Hacker News new | ask | show | jobs
by toss1 1639 days ago
Of course we all want children to be as equipped as possible "to listen critically to strangers, and ... to differentiate good ideas from dangerous ones"

THAT IN NO WAY LETS MANUFACTURERS AND SELLERS OF PRODUCTS OFF THE HOOK !!

If you want to make money selling or providing products to consumers, and especially to children, IT IS YOUR JOB #1 TO MAKE THEM INHERENTLY SAFE.

If you cannot make it inherently safe, it is not ready to sell. Period

Stop attempting to insert some defenses you think children should have against bad advice and dangerous products -- it is utterly irrelevant.

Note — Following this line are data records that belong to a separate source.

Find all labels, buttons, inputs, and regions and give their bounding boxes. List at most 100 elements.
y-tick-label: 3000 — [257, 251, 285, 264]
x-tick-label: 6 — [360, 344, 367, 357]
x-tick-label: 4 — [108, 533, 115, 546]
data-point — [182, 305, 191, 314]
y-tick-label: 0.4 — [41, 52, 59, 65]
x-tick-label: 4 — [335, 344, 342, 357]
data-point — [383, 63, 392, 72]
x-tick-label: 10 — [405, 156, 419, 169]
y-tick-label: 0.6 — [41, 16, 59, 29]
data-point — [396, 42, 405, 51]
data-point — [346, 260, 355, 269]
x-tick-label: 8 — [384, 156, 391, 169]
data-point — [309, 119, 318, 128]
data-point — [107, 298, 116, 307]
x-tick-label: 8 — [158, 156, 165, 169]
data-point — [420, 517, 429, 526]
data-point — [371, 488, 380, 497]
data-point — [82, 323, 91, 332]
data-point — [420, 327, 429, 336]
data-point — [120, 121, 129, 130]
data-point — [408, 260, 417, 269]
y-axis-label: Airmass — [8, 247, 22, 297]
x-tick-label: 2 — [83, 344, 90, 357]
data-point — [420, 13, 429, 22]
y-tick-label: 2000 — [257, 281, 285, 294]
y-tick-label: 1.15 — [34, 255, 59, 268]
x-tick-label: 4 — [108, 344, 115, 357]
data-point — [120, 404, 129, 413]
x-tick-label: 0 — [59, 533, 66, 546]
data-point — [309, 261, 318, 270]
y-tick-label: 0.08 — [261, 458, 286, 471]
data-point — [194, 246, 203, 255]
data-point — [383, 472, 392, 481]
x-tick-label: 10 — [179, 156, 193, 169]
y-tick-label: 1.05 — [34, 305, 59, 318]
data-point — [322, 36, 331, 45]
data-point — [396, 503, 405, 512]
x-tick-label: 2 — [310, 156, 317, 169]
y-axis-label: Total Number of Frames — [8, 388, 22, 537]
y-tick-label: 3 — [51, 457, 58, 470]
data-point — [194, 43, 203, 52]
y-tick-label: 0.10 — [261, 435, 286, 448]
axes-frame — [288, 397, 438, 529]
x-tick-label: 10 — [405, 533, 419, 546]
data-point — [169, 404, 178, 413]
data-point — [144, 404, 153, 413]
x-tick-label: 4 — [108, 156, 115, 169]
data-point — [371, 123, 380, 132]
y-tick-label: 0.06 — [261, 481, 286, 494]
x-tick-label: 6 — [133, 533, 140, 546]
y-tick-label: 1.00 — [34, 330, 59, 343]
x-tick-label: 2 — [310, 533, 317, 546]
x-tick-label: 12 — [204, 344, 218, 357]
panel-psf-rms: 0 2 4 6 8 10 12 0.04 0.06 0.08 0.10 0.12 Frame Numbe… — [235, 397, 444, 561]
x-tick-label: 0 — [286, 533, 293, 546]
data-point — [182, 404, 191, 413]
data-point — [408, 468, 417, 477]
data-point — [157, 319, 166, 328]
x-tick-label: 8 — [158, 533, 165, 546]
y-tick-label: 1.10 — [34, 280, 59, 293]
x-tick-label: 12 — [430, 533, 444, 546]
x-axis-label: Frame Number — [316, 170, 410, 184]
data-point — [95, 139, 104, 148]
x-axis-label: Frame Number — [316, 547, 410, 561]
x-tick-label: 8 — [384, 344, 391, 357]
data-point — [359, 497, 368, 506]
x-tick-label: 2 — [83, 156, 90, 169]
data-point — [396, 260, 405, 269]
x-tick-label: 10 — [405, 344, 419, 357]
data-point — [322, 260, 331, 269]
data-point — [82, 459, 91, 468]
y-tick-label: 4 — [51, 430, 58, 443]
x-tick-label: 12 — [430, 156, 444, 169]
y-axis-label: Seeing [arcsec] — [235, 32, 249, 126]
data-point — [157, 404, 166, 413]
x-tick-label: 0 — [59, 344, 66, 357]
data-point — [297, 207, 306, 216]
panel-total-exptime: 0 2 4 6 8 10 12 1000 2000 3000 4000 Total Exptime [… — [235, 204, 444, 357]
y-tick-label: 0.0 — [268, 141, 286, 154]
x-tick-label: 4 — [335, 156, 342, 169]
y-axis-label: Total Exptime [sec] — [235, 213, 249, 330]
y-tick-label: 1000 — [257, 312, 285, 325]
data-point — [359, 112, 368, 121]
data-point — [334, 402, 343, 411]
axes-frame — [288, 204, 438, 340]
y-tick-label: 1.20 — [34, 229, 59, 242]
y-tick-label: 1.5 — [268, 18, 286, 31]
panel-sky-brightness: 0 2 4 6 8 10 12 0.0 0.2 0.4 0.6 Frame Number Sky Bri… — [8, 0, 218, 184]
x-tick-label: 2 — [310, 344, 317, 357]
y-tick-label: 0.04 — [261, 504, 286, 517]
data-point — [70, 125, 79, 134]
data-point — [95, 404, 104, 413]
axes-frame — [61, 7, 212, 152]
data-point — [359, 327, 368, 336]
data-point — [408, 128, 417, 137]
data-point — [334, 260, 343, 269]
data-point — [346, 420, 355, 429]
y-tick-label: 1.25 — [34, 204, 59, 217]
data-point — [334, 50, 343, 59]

The fact that the mom was there and turned it into a learning event was PURE DUMB LUCK. They got lucky this time. They'd better damn well fix it solidly or pull the product.

The fact that this is even a question in a modern society is mind-boggling.

1 comments

Perhaps I should have made clear that I agree Amazon has some responsibility here in what kinds of things go onto their platform, but to me it seems like a problem with no obvious solution. Particularly as we move toward more dynamic digital assistants that scrape content directly from the internet, I think we will run into more situations like this. To me it just seems like the safest course would be to treat Alexa and other digital assistants more like a courier than a family friend. Parents let deliveries into the house all the time, but shouldn't leave children alone with the delivery person. I'd expect a courier service to fire their couriers (and take appropriate legal action) if they demonstrated problematic behavior toward children on their route, just as I expect Amazon to take steps to prevent what happened here with Alexa, but I worry that the inherent potential for danger is ever present.
Nice, but how is anyone to not leave children alone with an always-on device?

The solution is simple.

If the system is not yet designed, built,& tested to a sufficiently high standard that crap like this will not happen, then you pull it from the market. Period.

It is not like this feature is critical, or even a rounding error on any Amazon data sheet. They have no right to run such an inherently dangerous POS into customers' houses.

And, perhaps vendors will decide to stop using the unfiltered cesspool of the Internet as a free data source to productize. It is a stupid short-cut.